Do zmiany styczniowej decyzji brytyjskich władz o rezygnacji z egzaminu od 2018 r. przeczyniły się protesty Polaków zamieszkałych w Wielkiej Brytanii. Polska Macierz Szkolna, organizacja zrzeszająca ponad 130 polskich szkół sobotnich w Wielkiej Brytanii, zebrała w ciągu ostatnich miesięcy ponad 50 tys. podpisów w obronie egzaminu. Przed majowymi wyborami zarówno Partia Konserwatywna jak i Partia Pracy  obiecały ponowne przeanalizowanie tej decyzji. 

"Jestem szczęśliwa, to sukces polskiej społeczności na Wyspach. Polacy stanęli murem za A-Level z polskiego i to przyniosło skutki" - stwierdziła Aleksandra Podhorodecka, przewodnicząca Polskiej Macierzy Szkolnej. "Przed nami ogromna odpowiedzialność, aby wraz z Brytyjczykami przygotować egzamin do nowej formuły, ale jesteśmy zdeterminowani, by pomóc w każdy możliwy sposób".

Egzamin A-Level z języka polskiego corocznie zdaje ponad 1 tys. polskich uczniów. Wraz z językiem polskim z oferty edukacyjnej miały zniknąć m.in. urdu, hindu i portugalski. Kampanię o zachowanie egzaminu poparło kilkunastu posłów do brytyjskiego parlamentu oraz znane postaci życia publicznego, m.in. socjolog Zygmunt Bauman i reżyser Paweł Pawlikowski. Podczas pobytu w Wielkiej Brytanii Kluzik-Rostkowska spotkała się z ponad 5 tys. Polaków na pikniku rodzinnym w posiadłości Laxton Hall, a także z polskimi działaczami zaangażowanymi w obronę egzaminu A-Level.

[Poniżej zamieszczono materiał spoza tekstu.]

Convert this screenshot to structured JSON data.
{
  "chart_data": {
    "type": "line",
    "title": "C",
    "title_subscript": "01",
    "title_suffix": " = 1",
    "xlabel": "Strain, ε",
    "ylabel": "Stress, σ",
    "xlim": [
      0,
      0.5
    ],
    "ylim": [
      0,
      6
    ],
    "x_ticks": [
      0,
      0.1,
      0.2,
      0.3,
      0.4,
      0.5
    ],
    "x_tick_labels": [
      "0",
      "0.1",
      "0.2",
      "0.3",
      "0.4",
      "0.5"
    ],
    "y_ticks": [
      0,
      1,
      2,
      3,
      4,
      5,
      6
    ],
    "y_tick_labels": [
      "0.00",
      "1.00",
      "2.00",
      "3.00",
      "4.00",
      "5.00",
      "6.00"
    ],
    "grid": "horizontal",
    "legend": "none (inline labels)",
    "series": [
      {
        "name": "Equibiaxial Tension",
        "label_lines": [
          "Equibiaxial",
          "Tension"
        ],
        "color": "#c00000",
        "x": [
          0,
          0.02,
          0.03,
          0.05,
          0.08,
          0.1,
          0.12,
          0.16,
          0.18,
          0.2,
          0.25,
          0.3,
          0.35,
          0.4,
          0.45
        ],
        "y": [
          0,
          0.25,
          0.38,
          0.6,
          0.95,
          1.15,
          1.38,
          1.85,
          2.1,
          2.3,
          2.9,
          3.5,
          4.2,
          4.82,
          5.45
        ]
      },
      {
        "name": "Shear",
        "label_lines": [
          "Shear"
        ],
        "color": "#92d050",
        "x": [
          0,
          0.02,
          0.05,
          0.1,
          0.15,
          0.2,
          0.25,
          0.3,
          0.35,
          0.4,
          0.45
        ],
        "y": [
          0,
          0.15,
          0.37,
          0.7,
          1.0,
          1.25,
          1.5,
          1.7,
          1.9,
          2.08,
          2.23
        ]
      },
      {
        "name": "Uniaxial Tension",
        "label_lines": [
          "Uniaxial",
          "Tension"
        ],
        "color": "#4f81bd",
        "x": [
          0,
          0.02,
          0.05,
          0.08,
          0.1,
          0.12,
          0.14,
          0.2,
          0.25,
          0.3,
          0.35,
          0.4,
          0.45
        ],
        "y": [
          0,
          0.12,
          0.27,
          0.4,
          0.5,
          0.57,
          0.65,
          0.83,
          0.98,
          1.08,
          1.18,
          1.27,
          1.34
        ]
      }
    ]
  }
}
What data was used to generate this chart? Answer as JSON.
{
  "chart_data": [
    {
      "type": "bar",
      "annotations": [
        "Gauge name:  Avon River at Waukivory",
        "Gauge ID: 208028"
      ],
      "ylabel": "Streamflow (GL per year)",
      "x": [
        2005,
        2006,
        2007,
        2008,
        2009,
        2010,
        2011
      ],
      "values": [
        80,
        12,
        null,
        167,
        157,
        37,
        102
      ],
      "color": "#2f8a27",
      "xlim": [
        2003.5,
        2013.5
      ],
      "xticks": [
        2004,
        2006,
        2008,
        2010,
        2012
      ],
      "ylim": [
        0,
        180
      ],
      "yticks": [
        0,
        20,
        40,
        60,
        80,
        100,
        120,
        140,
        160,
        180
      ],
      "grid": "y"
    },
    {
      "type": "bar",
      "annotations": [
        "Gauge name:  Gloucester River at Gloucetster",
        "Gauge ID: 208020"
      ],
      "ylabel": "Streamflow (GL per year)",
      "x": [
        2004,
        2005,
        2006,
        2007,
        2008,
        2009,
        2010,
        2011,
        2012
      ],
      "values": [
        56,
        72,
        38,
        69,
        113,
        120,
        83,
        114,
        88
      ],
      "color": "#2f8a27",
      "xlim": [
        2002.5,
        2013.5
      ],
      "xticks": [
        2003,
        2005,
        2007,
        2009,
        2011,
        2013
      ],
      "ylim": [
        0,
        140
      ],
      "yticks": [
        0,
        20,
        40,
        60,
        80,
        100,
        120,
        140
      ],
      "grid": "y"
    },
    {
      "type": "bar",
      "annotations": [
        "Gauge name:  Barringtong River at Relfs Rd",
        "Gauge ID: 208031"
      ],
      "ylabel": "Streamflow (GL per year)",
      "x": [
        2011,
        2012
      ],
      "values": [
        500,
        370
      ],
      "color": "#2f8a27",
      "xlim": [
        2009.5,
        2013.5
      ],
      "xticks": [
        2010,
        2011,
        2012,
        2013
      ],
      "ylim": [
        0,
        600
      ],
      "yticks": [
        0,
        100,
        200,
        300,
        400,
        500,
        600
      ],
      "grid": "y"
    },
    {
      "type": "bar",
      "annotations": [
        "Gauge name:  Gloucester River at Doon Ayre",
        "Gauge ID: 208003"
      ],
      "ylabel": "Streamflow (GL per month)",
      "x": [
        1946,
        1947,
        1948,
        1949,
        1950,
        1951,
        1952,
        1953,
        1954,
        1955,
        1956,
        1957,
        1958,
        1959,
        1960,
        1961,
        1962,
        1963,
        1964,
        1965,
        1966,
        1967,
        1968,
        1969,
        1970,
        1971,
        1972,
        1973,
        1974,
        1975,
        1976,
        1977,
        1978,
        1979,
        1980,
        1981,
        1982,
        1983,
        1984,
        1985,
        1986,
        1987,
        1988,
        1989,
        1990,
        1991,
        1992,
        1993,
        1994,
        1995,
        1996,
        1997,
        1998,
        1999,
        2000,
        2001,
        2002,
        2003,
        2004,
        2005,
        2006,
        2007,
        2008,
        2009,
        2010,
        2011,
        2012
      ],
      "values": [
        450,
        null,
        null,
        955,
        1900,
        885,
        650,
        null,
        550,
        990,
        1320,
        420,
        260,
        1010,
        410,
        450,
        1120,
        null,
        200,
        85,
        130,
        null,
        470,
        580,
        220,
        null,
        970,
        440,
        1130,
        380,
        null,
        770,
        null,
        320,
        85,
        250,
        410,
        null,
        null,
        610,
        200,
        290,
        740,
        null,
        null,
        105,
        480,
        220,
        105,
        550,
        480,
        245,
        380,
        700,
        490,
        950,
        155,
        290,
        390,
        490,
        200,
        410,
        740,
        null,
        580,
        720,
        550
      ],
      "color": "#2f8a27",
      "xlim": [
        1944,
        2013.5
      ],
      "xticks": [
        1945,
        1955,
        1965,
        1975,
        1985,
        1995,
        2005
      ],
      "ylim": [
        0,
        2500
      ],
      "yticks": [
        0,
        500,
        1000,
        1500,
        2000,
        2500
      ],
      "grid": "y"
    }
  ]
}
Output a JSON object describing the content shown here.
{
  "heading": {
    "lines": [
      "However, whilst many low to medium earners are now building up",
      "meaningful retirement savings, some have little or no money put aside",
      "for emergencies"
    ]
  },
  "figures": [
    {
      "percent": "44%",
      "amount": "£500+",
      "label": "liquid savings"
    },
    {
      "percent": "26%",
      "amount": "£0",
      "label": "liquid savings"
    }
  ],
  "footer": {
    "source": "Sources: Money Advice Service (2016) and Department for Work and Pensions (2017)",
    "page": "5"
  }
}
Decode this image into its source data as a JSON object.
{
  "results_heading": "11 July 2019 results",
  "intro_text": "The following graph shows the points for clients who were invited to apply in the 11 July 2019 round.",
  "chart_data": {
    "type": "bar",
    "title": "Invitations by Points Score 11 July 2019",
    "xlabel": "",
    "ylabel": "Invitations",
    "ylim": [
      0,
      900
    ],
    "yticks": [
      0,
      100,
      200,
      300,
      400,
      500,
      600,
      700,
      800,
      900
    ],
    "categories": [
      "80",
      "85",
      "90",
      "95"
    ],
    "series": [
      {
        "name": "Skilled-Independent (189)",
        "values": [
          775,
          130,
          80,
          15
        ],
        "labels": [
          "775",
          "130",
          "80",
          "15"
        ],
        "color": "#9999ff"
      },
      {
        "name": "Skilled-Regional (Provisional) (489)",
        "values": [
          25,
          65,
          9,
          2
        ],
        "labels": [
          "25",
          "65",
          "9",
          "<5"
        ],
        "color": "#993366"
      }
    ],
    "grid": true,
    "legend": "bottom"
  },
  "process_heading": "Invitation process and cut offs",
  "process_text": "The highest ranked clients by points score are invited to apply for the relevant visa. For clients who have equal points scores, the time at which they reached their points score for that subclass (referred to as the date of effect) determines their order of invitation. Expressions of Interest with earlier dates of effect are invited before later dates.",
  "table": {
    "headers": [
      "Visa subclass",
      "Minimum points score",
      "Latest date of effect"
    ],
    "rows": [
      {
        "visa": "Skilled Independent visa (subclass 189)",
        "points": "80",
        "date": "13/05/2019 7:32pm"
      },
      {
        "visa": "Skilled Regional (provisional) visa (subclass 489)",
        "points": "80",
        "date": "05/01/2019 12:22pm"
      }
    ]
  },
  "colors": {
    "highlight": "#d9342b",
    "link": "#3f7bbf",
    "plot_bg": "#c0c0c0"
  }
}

Jak widać - w Wielkiej Brytanii protesty mają sens. A jak jest na Litwie? Jak na razie państwo nie przejmuje się głosem znacznej części swoich obywateli. Nadziei na zmianę kierunku działania władz nie widać, może więc jak wielu Litwinów - lepiej po prostu wyjechać na Wyspy?